April 17, 2013

Spies Like Us


Spies Like Us

The Americans, on FX, is a brilliant period drama that recreates the 1980s with only minimal anachronisms but plenty of tension, plot twists, double-dealing and moral relativism.

The basic premise is that Elizabeth (Keri Russell) and Philip Jennings (Matthew Rhys) are Soviet illegals living in America – just outside DC – posing as a married couple that runs a travel agency (which must be doing well, because they are never there). They have assumedly been brought up in a secret training program that Americanizes them, because they have no accent or affectations. They are fully assimilated Americans (having been in the country well over a decade) and even have two pre-teen children (yet who is caring for and watching for the children when they are caught up in missions is something of an offscreen mystery – "I'll call the sites Philip says before one meeting"). 

Meanwhile, early in the series an FBI agent, who happens to be working in counterintelligence (spy hunting and countering KGB activities in the US) moves in across the street with his family. Improbable yes, but the whole premise is improbable if you look too closely (so don't!), and the coincidence does make for more interesting plot developments. So, why not?

Over eight episodes, several story arcs have developed, most revolving around the shades and varieties of loyalty – to state, to spouses, to agencies – and how they intersect and conflict with one another. The FBI agent falls for his mole in the Soviet embassy. The KGB learns about their mole and for a time even the Jennings are suspected, and tortured. Meanwhile, the Jennings try for a time to make their sham marriage into something real, only to realize they are both just too wrapped up in lies and deceit to know what is true any longer. 

"We have to deal with all sorts of things in our work," Elizabeth says at one point, "and it requires that we be a certain way." Exactly.

Of course the line comes off better on screen than it does here in writing. Add to that some stylish filming and superb musical choices – Fleetwood Mac's Tusk during the first episode's chase scene was a brilliant choice, and David Bowie's Under Pressure at, well, you know, a tense moment – and it makes for excellent viewing. But for "mature audiences" only, because, you know, there's lots of sex in the world of espionage...

Certain facts had to be manipulated to make the plots work (not the least of which the fact that, to public knowledge, there were no illegals caught in the US during the 80s), but they are magnifications of the strange political realities of the Reagan era (and who remembers what really happend 30 years ago anyway), so they work.

A few episodes in, Star Wars and the effort to create a missile shield becomes the main focus of concern and operations for both sides, and there is plenty of fodder there. But mostly it is great fun to watch these agents struggling to crack conspiracies without the use of cell phones and the internet, or to watch a lovestruck mole drop a needle on an LP. Good stuff.

Now, eight episodes in, the plot lines are sufficiently developed and the characters well enough fleshed out that the main spy vs. spy tension is more of a set decoration than the main driver of events. Increasingly, it is tensions within each service – FBI agents suspecting other agents, KGB controllers setting one agent off against the other ("I know you'd throw yourself on a fire for the Motherland. Him… I'm not so sure."), wife and husband suspecting one another – that is moving things along.

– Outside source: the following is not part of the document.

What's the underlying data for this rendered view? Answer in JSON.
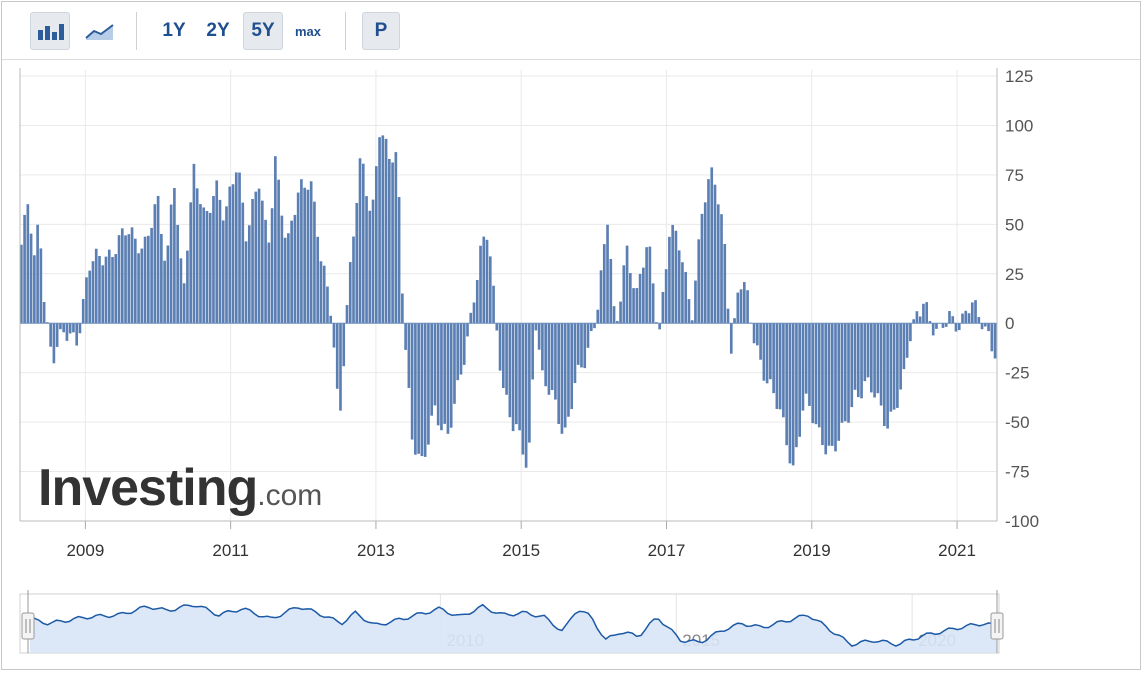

And it all works: the too-perfect chameleonic disguises of the Jennings, the mostly native Russian of the KGB actors (a breath of fresh air), and even the tough-talking John Boy (er, Richard Thomas) as an FBI boss.

How long it can last is hard to say. After all, Star Wars was announced in 1983 and Gorbachev arrived two years later, and serious lessening of tensions was not far behind. But then, there will always be spies. As the KGB mole says to her FBI controller (played by Noah Emmerich, who one senses is going to have even bigger moral quandaries facing him soon – I mean, c'mon the safe house has got to be bugged, right?), pointing out that, while the FBI are basically cops who think like cops (catching bad guys and locking them up), spies think differently. For them, it is about keeping assets in place and milking them for everything they can get. 

Here's hoping The Americans has plenty more to give.


The Americans is on FX Network Wednesdays at 10. The last few episodes are also available for viewing on Hulu and on FX.com.